La vida se toma como el vino
En cierto modo, El Camino del Vino propone un misterio. La película resulta ser el proceso mediante el cual ese misterio se intenta desentrañar, de la manera más imaginativa, es decir cinematográfica posible. Un uruguayo que vive en Miami llamado Charlie Arturaola, de profesión sommelier, asiste a una especie de congreso en Buenos Aires y en plena faena pierde inexplicablemente su capacidad para diferenciar con propiedad un vino de otro. Esto da enseguida lugar a una serie de escenas muy graciosas en las que el hombre deber recurrir a un auténtico arsenal de lugares comunes para salir del paso y representar la comedia de su autoridad en la materia lo mejor que puede. El misterio en realidad no es solo el de una habilidad desaparecida de golpe sino el del propio vino, el de su industrialización, comercialización y puesta en valor: un mundo dentro del mundo, una especie de dimensión paralela con sus reglas de etiqueta, sus procedimientos, sus saberes, incluso su propio lenguaje, esa poética tan particular que suele oscilar entre la cursilería y el disparate. Aconsejado por Michel Rolland, un magnate francés del vino afincado en Mendoza al que acude desesperado a visitar como si se tratara de un viejo gurú, pródigo en sabiduría y dictámenes infalibles, el tipo emprende entonces un insensato peregrinaje por los viñedos de la provincia con la idea de que solo la cata sistemática de los mejores ejemplares del ramo será capaz de devolverle esa capacidad dolorosamente perdida que lo distinguió hasta ahora y que lo ha convertido en una estrella mundial de su especialidad.

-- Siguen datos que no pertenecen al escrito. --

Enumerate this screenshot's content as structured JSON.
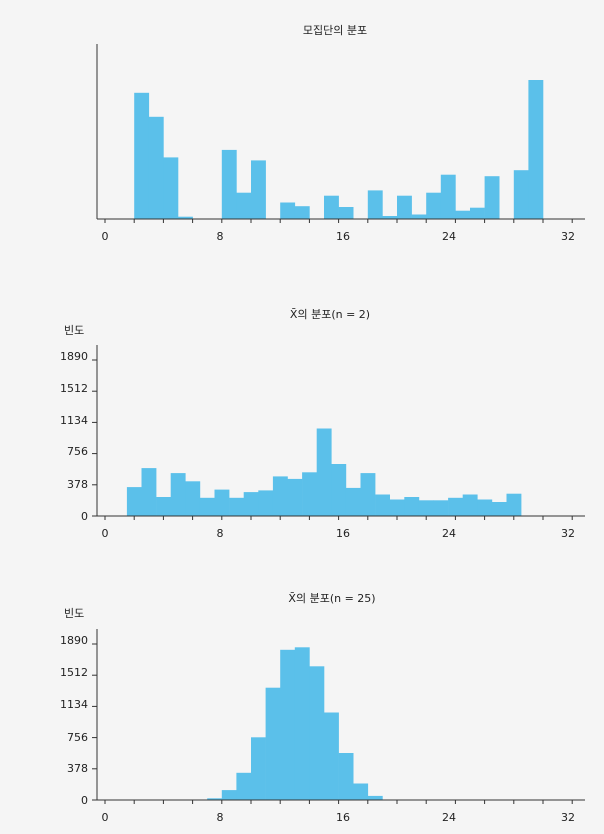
{
  "chart_data": [
    {
      "type": "bar",
      "title": "모집단의 분포",
      "ylabel": "",
      "xlim": [
        0,
        32
      ],
      "xticks": [
        "0",
        "8",
        "16",
        "24",
        "32"
      ],
      "yticks": [],
      "bin_width": 1,
      "bins_x": [
        2,
        3,
        4,
        5,
        6,
        7,
        8,
        9,
        10,
        11,
        12,
        13,
        14,
        15,
        16,
        17,
        18,
        19,
        20,
        21,
        22,
        23,
        24,
        25,
        26,
        27,
        28,
        29
      ],
      "values": [
        1680,
        1360,
        820,
        30,
        0,
        0,
        920,
        350,
        780,
        0,
        220,
        170,
        0,
        310,
        160,
        0,
        380,
        40,
        310,
        60,
        350,
        590,
        110,
        150,
        570,
        0,
        650,
        1850
      ]
    },
    {
      "type": "bar",
      "title": "X̄의 분포(n = 2)",
      "ylabel": "빈도",
      "xlim": [
        0,
        32
      ],
      "xticks": [
        "0",
        "8",
        "16",
        "24",
        "32"
      ],
      "yticks": [
        "0",
        "378",
        "756",
        "1134",
        "1512",
        "1890"
      ],
      "ylim": [
        0,
        1890
      ],
      "bin_width": 1,
      "bins_x": [
        1.5,
        2.5,
        3.5,
        4.5,
        5.5,
        6.5,
        7.5,
        8.5,
        9.5,
        10.5,
        11.5,
        12.5,
        13.5,
        14.5,
        15.5,
        16.5,
        17.5,
        18.5,
        19.5,
        20.5,
        21.5,
        22.5,
        23.5,
        24.5,
        25.5,
        26.5,
        27.5
      ],
      "values": [
        350,
        580,
        230,
        520,
        420,
        220,
        320,
        220,
        290,
        310,
        480,
        450,
        530,
        1060,
        630,
        340,
        520,
        260,
        200,
        230,
        190,
        190,
        220,
        260,
        200,
        170,
        270
      ]
    },
    {
      "type": "bar",
      "title": "X̄의 분포(n = 25)",
      "ylabel": "빈도",
      "xlim": [
        0,
        32
      ],
      "xticks": [
        "0",
        "8",
        "16",
        "24",
        "32"
      ],
      "yticks": [
        "0",
        "378",
        "756",
        "1134",
        "1512",
        "1890"
      ],
      "ylim": [
        0,
        1890
      ],
      "bin_width": 1,
      "bins_x": [
        7,
        8,
        9,
        10,
        11,
        12,
        13,
        14,
        15,
        16,
        17,
        18
      ],
      "values": [
        20,
        120,
        330,
        760,
        1360,
        1820,
        1850,
        1620,
        1060,
        570,
        200,
        50
      ]
    }
  ]
}
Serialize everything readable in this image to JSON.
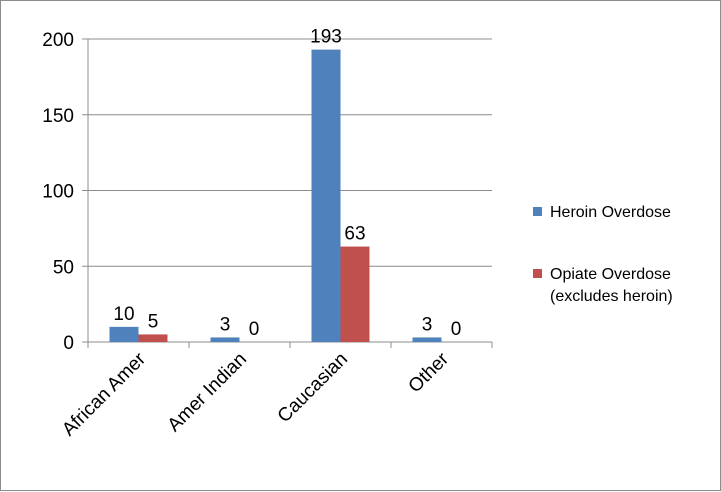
{
  "chart_data": {
    "type": "bar",
    "categories": [
      "African Amer",
      "Amer Indian",
      "Caucasian",
      "Other"
    ],
    "series": [
      {
        "name": "Heroin Overdose",
        "values": [
          10,
          3,
          193,
          3
        ],
        "color": "#4f81bd"
      },
      {
        "name": "Opiate Overdose (excludes heroin)",
        "legend_lines": [
          "Opiate Overdose",
          "(excludes heroin)"
        ],
        "values": [
          5,
          0,
          63,
          0
        ],
        "color": "#c0504d"
      }
    ],
    "yticks": [
      "0",
      "50",
      "100",
      "150",
      "200"
    ],
    "ylim": [
      0,
      200
    ],
    "grid": true,
    "legend_position": "right",
    "title": "",
    "xlabel": "",
    "ylabel": ""
  }
}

Como se puede apreciar en la película, el universo del vino es trasnacional, su producción, tasación y colocación en el mercado se presentan como una disciplina que se saltea alegremente las fronteras y refuta cualquier superstición provinciana, pero no puede evitar exhibir, también, la sospecha de una naturaleza esquiva, propicia al manejo fraudulento, que se guarda como un secreto bajo siete llaves. Para describir ese mundo con marcada tendencia a la patraña y la simulación, el director Nicolás Carrera resuelve distribuir certeros golpes de una comicidad sorda y amigable a la vez, que se expande y relampaguea ligeramente en esta aventura del conocimiento que resulta ser también una pequeña tragedia bordeada de ridículo. De pronto, Arturaola –la noticia para los neófitos en el tema como quien esto escribe es que el hombre existe de verdad, y en Google se encuentran descripciones referidas a su persona que van del muy corriente sommelier o enólogo, a “wine educator”– se ve convertido en una suerte de detective, obligado por el mal que lo aqueja a bucear en su propia mente para reencontrarse con las condiciones capaces de propiciar la vuelta de un placer perdido. Pero para ello debe sobre todo salirse de sí mismo, volcarse a los caminos a ver qué encuentra, si no es con su paladar estropeado será tal vez con su memoria y su emoción: hay que decir que el uruguayo es uno de los personajes más simpáticos y graciosos que se hayan visto en la pantalla en muchísimo tiempo. Haberlo encontrado es un mérito mayor de esta película singular.
El caso es que el tipo recorre los viñedos haciéndoles a los dueños un verso distinto para que lo dejen tomar sus vinos más selectos. Pero cada experiencia termina siendo igual de infructuosa que la anterior y Arturaola vuelve derrotado a contarle sus cuitas al conocido chef Donato De Santis, que le da un consejo más desatinado que el otro mediante unos deliciosos pasos de comedia que forman parte importante del tono de distinción lunática que identifica la película. En El Camino del Vino –las insólitas mayúsculas que vienen con el título quizá no sean el producto de un énfasis medio tilingo sino una reafirmación destinada a subrayar el proceso de transformación personal de índole casi mística que atraviesa el protagonista (se me ocurre, son especulaciones)– tienden a confundirse en forma deliberada la aventura módica y el apunte autobiográfico, el arrebato íntimo y la tercera persona, el documental y el trazo palpable de ficción, con el resultado evidente de que un personaje absolutamente fuera de norma como Arturaola solo se deja regir, al margen de cualquier guión, por el impulso de su impar capacidad para la comedia y de su histrionismo. Al final, en una secuencia de extraordinaria gracia y calidez, el atribulado sommelier parece ajustar cuentas con un pasado que en El Camino del Vino apenas se atisba y que podría en verdad ser parte de otra película, eso que ahora se hace llamar en la industria con el horrísono nombre de precuela. La película no se reserva alguna clase de verdad trascendental de último minuto pero se las arregla para observar con un dejo de melancolía el carácter de un mundo esencialmente distante y autorregulado que parece hacer de la influencia espuria y la simulación el motor secreto de su existencia.